A13
Of other landscapes

Convenors:
Endre Danyi (Goethe University Frankfurt)
Michaela Spencer (Charles Darwin University)
Format:
Location:
Bowland North Seminar Room 6
Start time:
28 July, 2018 at 9:30
Session slots:
2

Short abstract:

We invite contributions that engage with situations where worlds meet, including worlds configured within differing practices of Indigenous and Western knowledge traditions, practices of governance and democracy, and other means of knowing and relating people and place.

Long abstract:

Where do worlds meet, and how? What count as good or bad meetings of worlds? And what are the implications of such meetings for analysis and politics?
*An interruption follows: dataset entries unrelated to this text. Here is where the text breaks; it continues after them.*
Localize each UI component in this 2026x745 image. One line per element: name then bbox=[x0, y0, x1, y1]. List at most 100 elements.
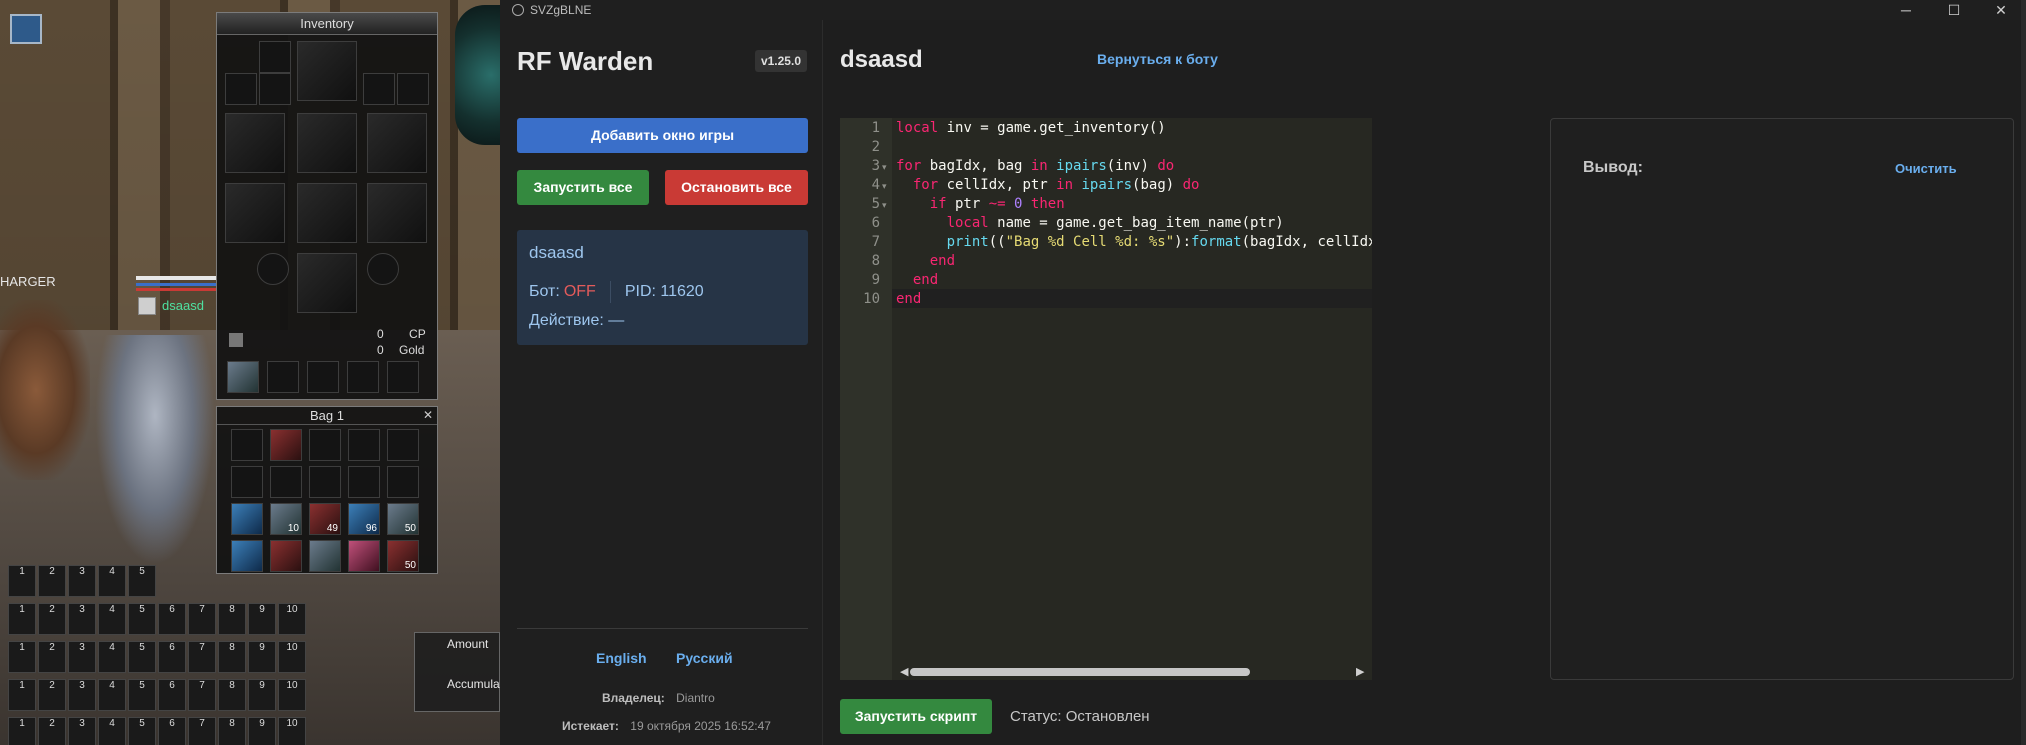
hotbar-slot[interactable]: 8 bbox=[218, 641, 246, 673]
horizontal-scrollbar[interactable]: ◀ ▶ bbox=[900, 665, 1365, 678]
hotbar-slot[interactable]: 6 bbox=[158, 717, 186, 745]
hotbar-slot[interactable]: 5 bbox=[128, 641, 156, 673]
lang-english-link[interactable]: English bbox=[596, 650, 647, 666]
equip-slot-gloves[interactable] bbox=[225, 183, 285, 243]
hotbar-slot[interactable]: 9 bbox=[248, 603, 276, 635]
scrollbar-thumb[interactable] bbox=[910, 668, 1250, 676]
game-skill-icon[interactable] bbox=[10, 14, 42, 44]
hotbar-slot[interactable]: 7 bbox=[188, 641, 216, 673]
equip-slot-pants[interactable] bbox=[297, 183, 357, 243]
hotbar-slot[interactable]: 1 bbox=[8, 641, 36, 673]
equip-slot-small[interactable] bbox=[397, 73, 429, 105]
fold-chevron-icon[interactable]: ▾ bbox=[882, 200, 887, 211]
quickslot[interactable] bbox=[227, 361, 259, 393]
hotbar-slot[interactable]: 6 bbox=[158, 679, 186, 711]
bag-slot[interactable]: 49 bbox=[309, 503, 341, 535]
bag-slot[interactable] bbox=[348, 466, 380, 498]
hotbar-slot[interactable]: 2 bbox=[38, 641, 66, 673]
hotbar-slot[interactable]: 6 bbox=[158, 641, 186, 673]
quickslot[interactable] bbox=[307, 361, 339, 393]
back-to-bot-link[interactable]: Вернуться к боту bbox=[1097, 51, 1218, 67]
hotbar-slot[interactable]: 3 bbox=[68, 679, 96, 711]
equip-slot-boots[interactable] bbox=[297, 253, 357, 313]
quickslot[interactable] bbox=[347, 361, 379, 393]
equip-slot-ring[interactable] bbox=[257, 253, 289, 285]
fold-chevron-icon[interactable]: ▾ bbox=[882, 181, 887, 192]
fold-chevron-icon[interactable]: ▾ bbox=[882, 162, 887, 173]
hotbar-slot[interactable]: 9 bbox=[248, 641, 276, 673]
hotbar-slot[interactable]: 4 bbox=[98, 679, 126, 711]
hotbar-slot[interactable]: 9 bbox=[248, 679, 276, 711]
inventory-title-bar[interactable]: Inventory bbox=[217, 13, 437, 35]
hotbar-slot[interactable]: 6 bbox=[158, 603, 186, 635]
bag-title[interactable]: Bag 1 bbox=[217, 407, 437, 425]
lang-russian-link[interactable]: Русский bbox=[676, 650, 733, 666]
hotbar-slot[interactable]: 3 bbox=[68, 603, 96, 635]
hotbar-slot[interactable]: 3 bbox=[68, 717, 96, 745]
quickslot[interactable] bbox=[387, 361, 419, 393]
bag-slot[interactable]: 10 bbox=[270, 503, 302, 535]
bag-slot[interactable] bbox=[231, 503, 263, 535]
game-minimap[interactable] bbox=[455, 5, 500, 145]
bag-slot[interactable] bbox=[309, 466, 341, 498]
hotbar-slot[interactable]: 10 bbox=[278, 641, 306, 673]
stop-all-button[interactable]: Остановить все bbox=[665, 170, 808, 205]
hotbar-slot[interactable]: 2 bbox=[38, 603, 66, 635]
equip-slot-small[interactable] bbox=[363, 73, 395, 105]
equip-slot-cloak[interactable] bbox=[367, 183, 427, 243]
run-script-button[interactable]: Запустить скрипт bbox=[840, 699, 992, 734]
hotbar-slot[interactable]: 8 bbox=[218, 717, 246, 745]
hotbar-slot[interactable]: 5 bbox=[128, 679, 156, 711]
equip-slot-weapon[interactable] bbox=[225, 113, 285, 173]
bag-slot[interactable] bbox=[270, 429, 302, 461]
equip-slot-small[interactable] bbox=[225, 73, 257, 105]
hotbar-slot[interactable]: 2 bbox=[38, 717, 66, 745]
start-all-button[interactable]: Запустить все bbox=[517, 170, 649, 205]
hotbar-slot[interactable]: 7 bbox=[188, 679, 216, 711]
bag-slot[interactable] bbox=[387, 466, 419, 498]
game-viewport[interactable]: HARGER dsaasd Inventory 0 CP 0 Gold Bag … bbox=[0, 0, 500, 745]
equip-slot-small[interactable] bbox=[259, 73, 291, 105]
hotbar-slot[interactable]: 7 bbox=[188, 603, 216, 635]
bag-slot[interactable]: 96 bbox=[348, 503, 380, 535]
hotbar-slot[interactable]: 5 bbox=[128, 565, 156, 597]
bot-card[interactable]: dsaasd Бот: OFF PID: 11620 Действие: — bbox=[517, 230, 808, 345]
hotbar-slot[interactable]: 3 bbox=[68, 565, 96, 597]
hotbar-slot[interactable]: 4 bbox=[98, 717, 126, 745]
hotbar-slot[interactable]: 4 bbox=[98, 603, 126, 635]
hotbar-slot[interactable]: 8 bbox=[218, 603, 246, 635]
equip-slot-small[interactable] bbox=[259, 41, 291, 73]
bag-slot[interactable]: 50 bbox=[387, 540, 419, 572]
title-bar[interactable]: SVZgBLNE ─ ☐ ✕ bbox=[500, 0, 2026, 20]
hotbar-slot[interactable]: 10 bbox=[278, 717, 306, 745]
bag-slot[interactable] bbox=[231, 429, 263, 461]
hotbar-slot[interactable]: 1 bbox=[8, 717, 36, 745]
bag-slot[interactable] bbox=[270, 466, 302, 498]
equip-slot-helmet[interactable] bbox=[297, 41, 357, 101]
bag-slot[interactable]: 50 bbox=[387, 503, 419, 535]
hotbar-slot[interactable]: 1 bbox=[8, 565, 36, 597]
minimize-button[interactable]: ─ bbox=[1883, 0, 1929, 20]
bag-slot[interactable] bbox=[231, 466, 263, 498]
close-icon[interactable]: ✕ bbox=[423, 408, 433, 422]
hotbar-slot[interactable]: 1 bbox=[8, 679, 36, 711]
maximize-button[interactable]: ☐ bbox=[1931, 0, 1977, 20]
hotbar-slot[interactable]: 5 bbox=[128, 717, 156, 745]
hotbar-slot[interactable]: 2 bbox=[38, 565, 66, 597]
code-editor[interactable]: 1 2 3 4 5 6 7 8 9 10 ▾ ▾ ▾ local inv = g… bbox=[840, 118, 1372, 680]
clear-output-button[interactable]: Очистить bbox=[1895, 161, 1957, 176]
hotbar-slot[interactable]: 1 bbox=[8, 603, 36, 635]
hotbar-slot[interactable]: 8 bbox=[218, 679, 246, 711]
hotbar-slot[interactable]: 7 bbox=[188, 717, 216, 745]
hotbar-slot[interactable]: 2 bbox=[38, 679, 66, 711]
equip-slot-ring[interactable] bbox=[367, 253, 399, 285]
equip-slot-shield[interactable] bbox=[367, 113, 427, 173]
close-button[interactable]: ✕ bbox=[1978, 0, 2024, 20]
hotbar-slot[interactable]: 9 bbox=[248, 717, 276, 745]
hotbar-slot[interactable]: 10 bbox=[278, 603, 306, 635]
scroll-left-icon[interactable]: ◀ bbox=[900, 665, 908, 678]
bag-slot[interactable] bbox=[348, 429, 380, 461]
inventory-menu-icon[interactable] bbox=[229, 333, 243, 347]
hotbar-slot[interactable]: 4 bbox=[98, 641, 126, 673]
hotbar-slot[interactable]: 3 bbox=[68, 641, 96, 673]
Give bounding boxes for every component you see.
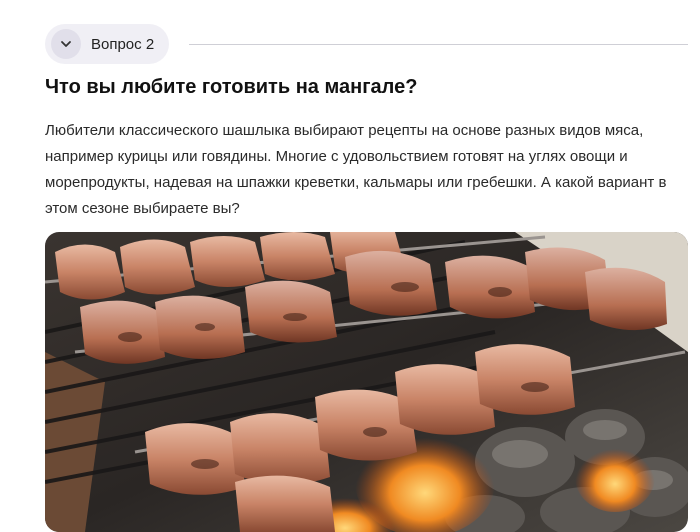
question-header: Вопрос 2 (45, 24, 688, 64)
question-toggle-button[interactable]: Вопрос 2 (45, 24, 170, 64)
grilled-meat-skewers-photo (45, 232, 688, 532)
divider (189, 43, 688, 45)
question-toggle-label: Вопрос 2 (91, 35, 155, 53)
chevron-down-icon (51, 29, 81, 59)
question-title: Что вы любите готовить на мангале? (45, 76, 418, 98)
question-body: Любители классического шашлыка выбирают … (45, 122, 667, 217)
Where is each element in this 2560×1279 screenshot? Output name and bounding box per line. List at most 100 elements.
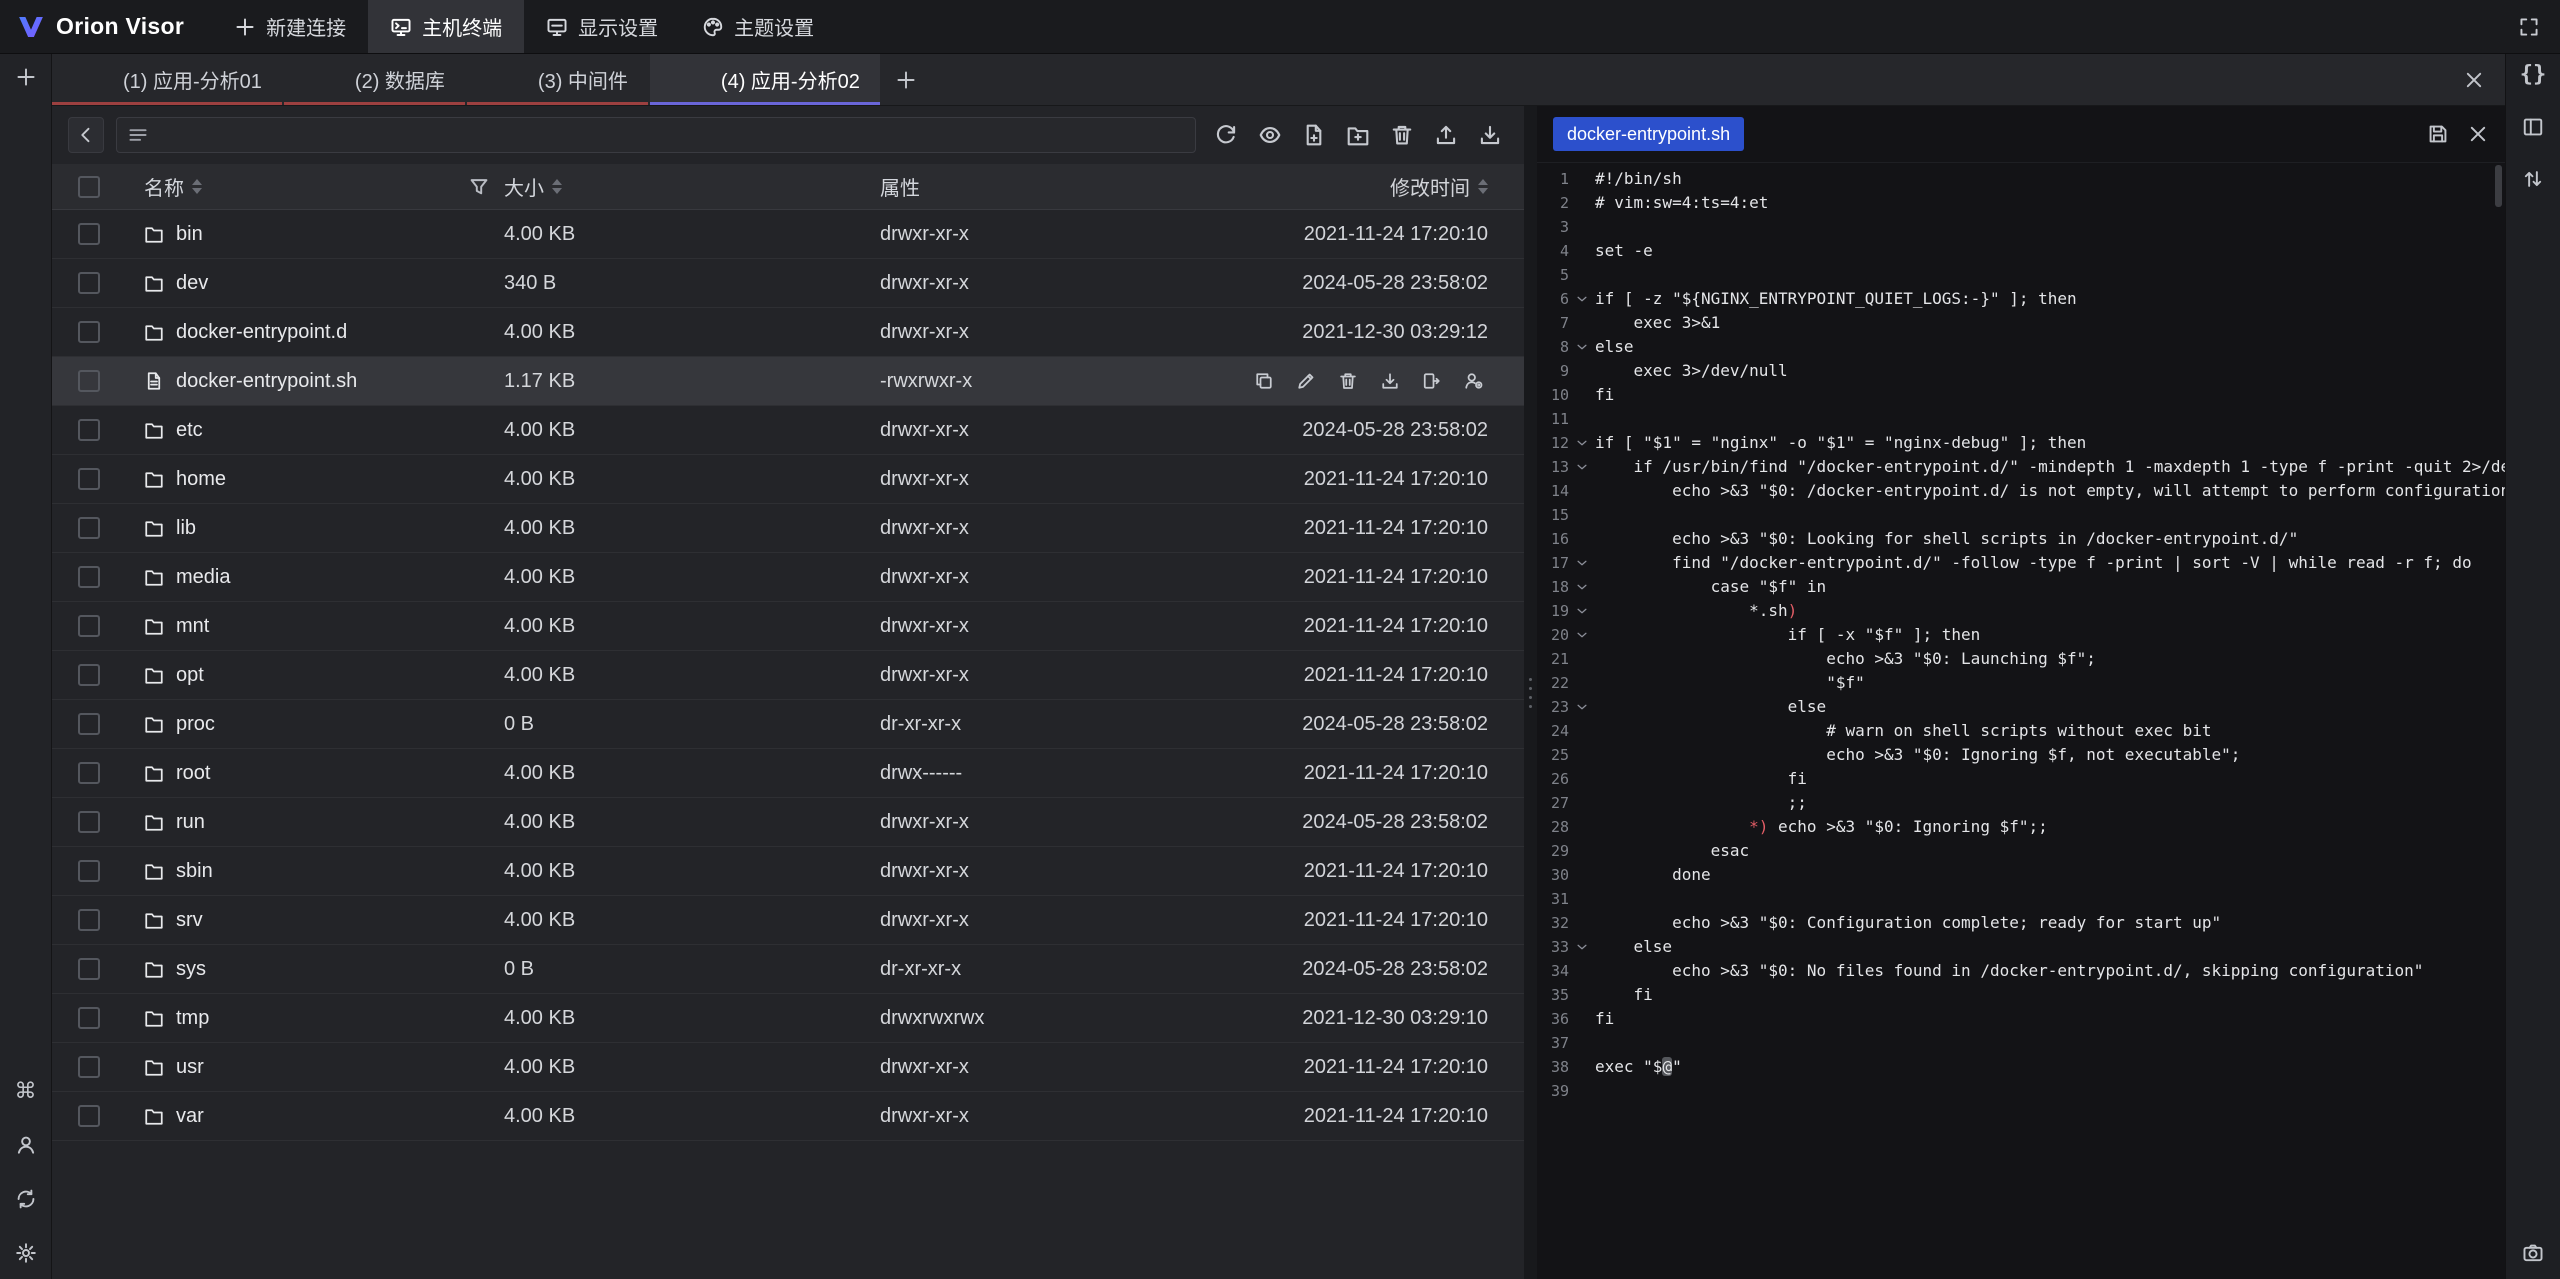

In this panel, we address these questions by focusing on 'landscapes' as both the objects of and the conditions for the meeting of worlds (ontologies, cosmologies, normativities). Although a 19th century variant of the term carries its own agenda (including aesthetic coherence, an outsider gaze, and a romantic fascination with the sublime), in the early 21st century it seems possible - and indeed necessary - to talk 'of other landscapes': heterotopic formations that point beyond environmentalism or urban fantasies of recreation, and accommodate meetings without presuming the settings in which they occur. The title of the panel is an indirect reference to Michel Foucault, who in his essay 'Of Other Spaces' defined heterotopias as places where different, seemingly incommensurable logics or orderings encounter each other. Though he argued that heterotopias are ubiquitous, his examples - cemeteries, zoological gardens, vacation villages - typically came from the (European) West. Our aim is to push this line of inquiry further and empirically explore moments and locations where different, seemingly incommensurable worlds encounter each other. We therefore invite contributions that engage with situations where worlds meet, including worlds configured within differing practices of Indigenous and Western knowledge traditions, practices of governance and democracy, and other means of knowing and relating people and place.